This weekend I was at a friend’s birthday celebration when, without fail, the question reared it’s ugly head like Chris Bosh exiting the tunnel from the locker room,
“What do you mean you went to both Alabama and Auburn? How could you?!”
As if I were Benedict Arnold handing over the keys to West Point, the young woman that hurled the question my way looked at me with a disgusted, appalled glare. Apparently the level of hatred I should feel for one of my almae matres over the other was insufficient for her liking. Given that she wasn’t from Alabama, it passed like water off of a duck’s back, but that doesn’t mean that I haven’t been asked the question before, at times with similar levels of disdain.
I get this question, and similar ones that sound much like “Et tu, Brute?” quite a bit, even though I’ve left Alabama and the South. I’m a 2010 graduate of The University of Alabama’s Culverhouse College of Business and a 2013 graduate of Auburn’s College of Agriculture — what I like to call my reverse Jimmy Wales. And it seems to perplex, even annoy, people who are familiar with the rivalry, even tangentially.
In answering this kind of inquest, I tend to take some sort of apologetic tone in my responses for diplomacy’s sake. Usually along the lines of:
“Oh, well I went to Auburn for graduate school so I didn’t pay much attention to football!” (True enough, but it didn’t hurt that Auburn football went 8-5 and 3-9 the two years I was there. Auburn fans, if you don’t wire me $100,000 by Friday I am moving back.)
“Well, it’s just that Alabama didn’t have the program I wanted.” (Also true, as my MS from Auburn is in Agricultural Economics, which Alabama has never offered.)
Sure, there’s a historic, nasty football rivalry that may be the most storied college football rivalry of all time. This rivalry has led to gunfights, poisoned trees and a career for Paul Finebaum. Two-thirds of AL.com’s traffic comes from flame wars between Bammers and Barners — the other third is from racists and DemoCraps, just a guess. There’s also a superb web series called the Iron Bowl Hour which is just about the rivalry, my favorite of which features a peace summit that make any kind of Israel-Palestine talks look like child’s play. The rivalry is part of our history, our culture, and it’s a lot of fun. When people don’t take it too seriously, that is.

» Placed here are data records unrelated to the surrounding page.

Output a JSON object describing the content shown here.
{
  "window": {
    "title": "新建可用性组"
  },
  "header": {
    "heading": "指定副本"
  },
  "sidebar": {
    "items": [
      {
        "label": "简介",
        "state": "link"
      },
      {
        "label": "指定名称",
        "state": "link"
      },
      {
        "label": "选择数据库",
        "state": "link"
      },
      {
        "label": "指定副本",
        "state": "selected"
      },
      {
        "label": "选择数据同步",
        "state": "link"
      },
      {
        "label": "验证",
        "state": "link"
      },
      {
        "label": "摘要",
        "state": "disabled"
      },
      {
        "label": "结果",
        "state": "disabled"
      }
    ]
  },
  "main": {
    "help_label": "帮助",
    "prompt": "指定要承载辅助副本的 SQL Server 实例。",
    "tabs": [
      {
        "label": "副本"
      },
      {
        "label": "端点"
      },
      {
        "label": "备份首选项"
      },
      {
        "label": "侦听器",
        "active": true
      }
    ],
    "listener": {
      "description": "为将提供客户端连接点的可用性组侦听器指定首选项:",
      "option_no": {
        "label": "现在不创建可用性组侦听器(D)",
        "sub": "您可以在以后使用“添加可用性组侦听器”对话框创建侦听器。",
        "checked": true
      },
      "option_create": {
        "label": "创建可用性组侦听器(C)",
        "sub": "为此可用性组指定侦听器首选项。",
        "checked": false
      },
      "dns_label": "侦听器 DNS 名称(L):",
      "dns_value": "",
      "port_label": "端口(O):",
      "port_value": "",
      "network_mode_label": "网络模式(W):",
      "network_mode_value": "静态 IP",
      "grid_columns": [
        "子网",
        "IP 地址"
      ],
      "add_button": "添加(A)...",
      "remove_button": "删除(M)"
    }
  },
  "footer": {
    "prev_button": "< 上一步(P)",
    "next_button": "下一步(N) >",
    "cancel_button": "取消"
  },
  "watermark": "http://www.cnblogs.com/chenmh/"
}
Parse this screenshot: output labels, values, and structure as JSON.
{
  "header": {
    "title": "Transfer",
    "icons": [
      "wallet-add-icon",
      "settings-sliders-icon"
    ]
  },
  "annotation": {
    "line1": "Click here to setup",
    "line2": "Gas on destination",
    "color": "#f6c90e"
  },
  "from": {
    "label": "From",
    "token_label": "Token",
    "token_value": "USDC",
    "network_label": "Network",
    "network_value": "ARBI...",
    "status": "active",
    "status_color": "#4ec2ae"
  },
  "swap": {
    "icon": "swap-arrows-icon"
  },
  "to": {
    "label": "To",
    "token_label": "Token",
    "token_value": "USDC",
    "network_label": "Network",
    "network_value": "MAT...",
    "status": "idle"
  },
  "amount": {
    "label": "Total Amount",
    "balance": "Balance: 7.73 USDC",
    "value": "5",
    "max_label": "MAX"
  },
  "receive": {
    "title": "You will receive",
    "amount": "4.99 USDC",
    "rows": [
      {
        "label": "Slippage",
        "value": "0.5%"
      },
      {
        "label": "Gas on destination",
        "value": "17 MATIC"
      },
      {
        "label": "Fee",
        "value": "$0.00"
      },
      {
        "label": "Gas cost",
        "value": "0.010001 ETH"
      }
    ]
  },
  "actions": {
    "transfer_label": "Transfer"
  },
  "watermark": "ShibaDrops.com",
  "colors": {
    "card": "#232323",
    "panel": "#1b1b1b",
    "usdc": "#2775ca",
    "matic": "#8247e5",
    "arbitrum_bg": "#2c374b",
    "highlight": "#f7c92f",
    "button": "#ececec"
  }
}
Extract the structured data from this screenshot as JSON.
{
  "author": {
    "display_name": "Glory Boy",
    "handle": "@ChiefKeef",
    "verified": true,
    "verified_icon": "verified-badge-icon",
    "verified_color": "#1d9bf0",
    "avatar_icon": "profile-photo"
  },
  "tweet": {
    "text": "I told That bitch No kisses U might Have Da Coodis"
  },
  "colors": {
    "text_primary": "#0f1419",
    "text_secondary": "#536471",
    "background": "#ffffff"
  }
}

But the truth of the matter is that I don’t owe either camp a damn apology for loving both Alabama and Auburn. Especially since I graduated from both.

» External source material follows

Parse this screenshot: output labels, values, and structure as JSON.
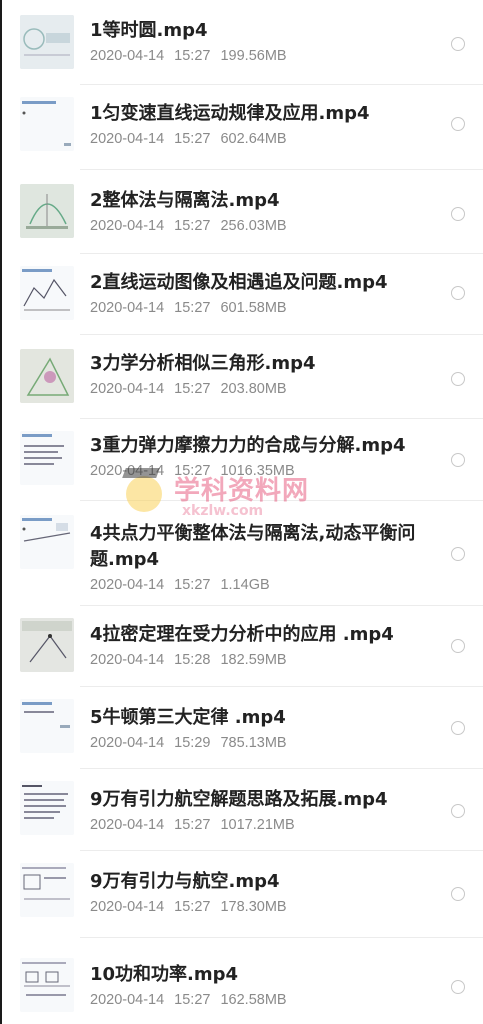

Both towns provided me the opportunity to learn within and outside of the classroom, to contribute — or at least pretend to — contribute to society, and grow from a snotty, shrewd teenager to a slightly less snotty and shrewd young adult. In my just-under six years between the two cities I gained mentors of every color and creed and expanded my brain, or at least my professors deserve a lot of credit for trying, bless their hearts.
Quite honestly, just as with most of my internal conflicts, the only conflict I have regarding Tuscaloosa and Auburn involves food. Namely, I miss the smell of Egan’s on a Gameday just as much as I miss Gallette’s famous Yellowhammers. As for Auburn, I just wish I could have both The Hound’s veggie burger (it’s the best I have ever had anywhere, don’t knock it until you try it) and Zazu’s duck fat fries at the same time as I gawk at the bad dancers in SkyBar’s infamous Boom Boom Room. Just as Tuscaloosa births acts such as the Alabama Shakes, the Waverly Boogie gives East Alabama a taste of emerging artists better than any music venue I’ve had the pleasure of gracing. I have people I love so dearly in both places, many of whom I’ll be proud to know until the end of my days.

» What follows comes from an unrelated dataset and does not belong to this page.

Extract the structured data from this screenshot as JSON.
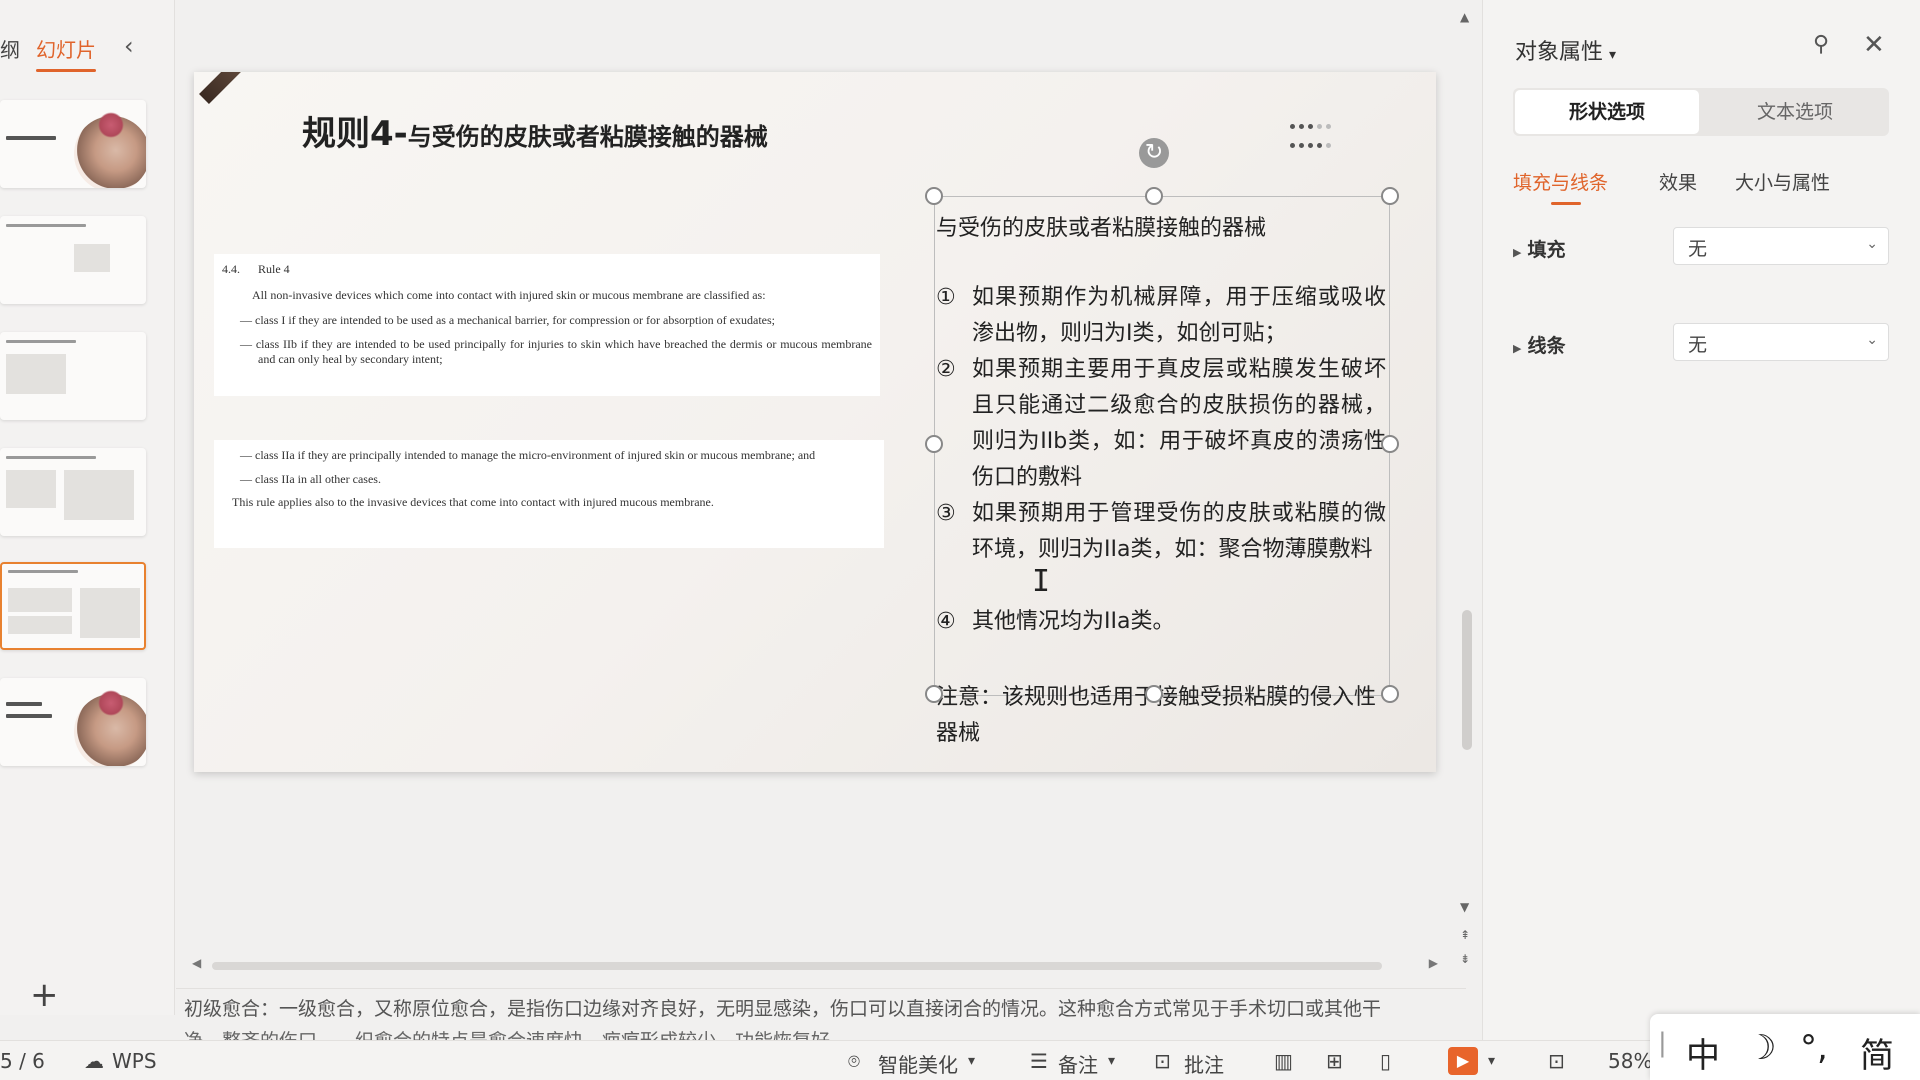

Alabama has been graced with two great institutions of higher learning, and the communities that surround them couldn’t be more perfect hosts. Rivalry be damned, I’m extremely proud to have had the chance to experience both sides of the Iron Bowl rivalry. Just like the State of Alabama should be, I’m proud of both of my almae matres, and what they contribute to the State, her people, and the world at large, both in excellent college football and beyond.
As it turned out, the girl asking me to betray one school for the other was a Yankee from Michigan. Guess we know who our real enemies are.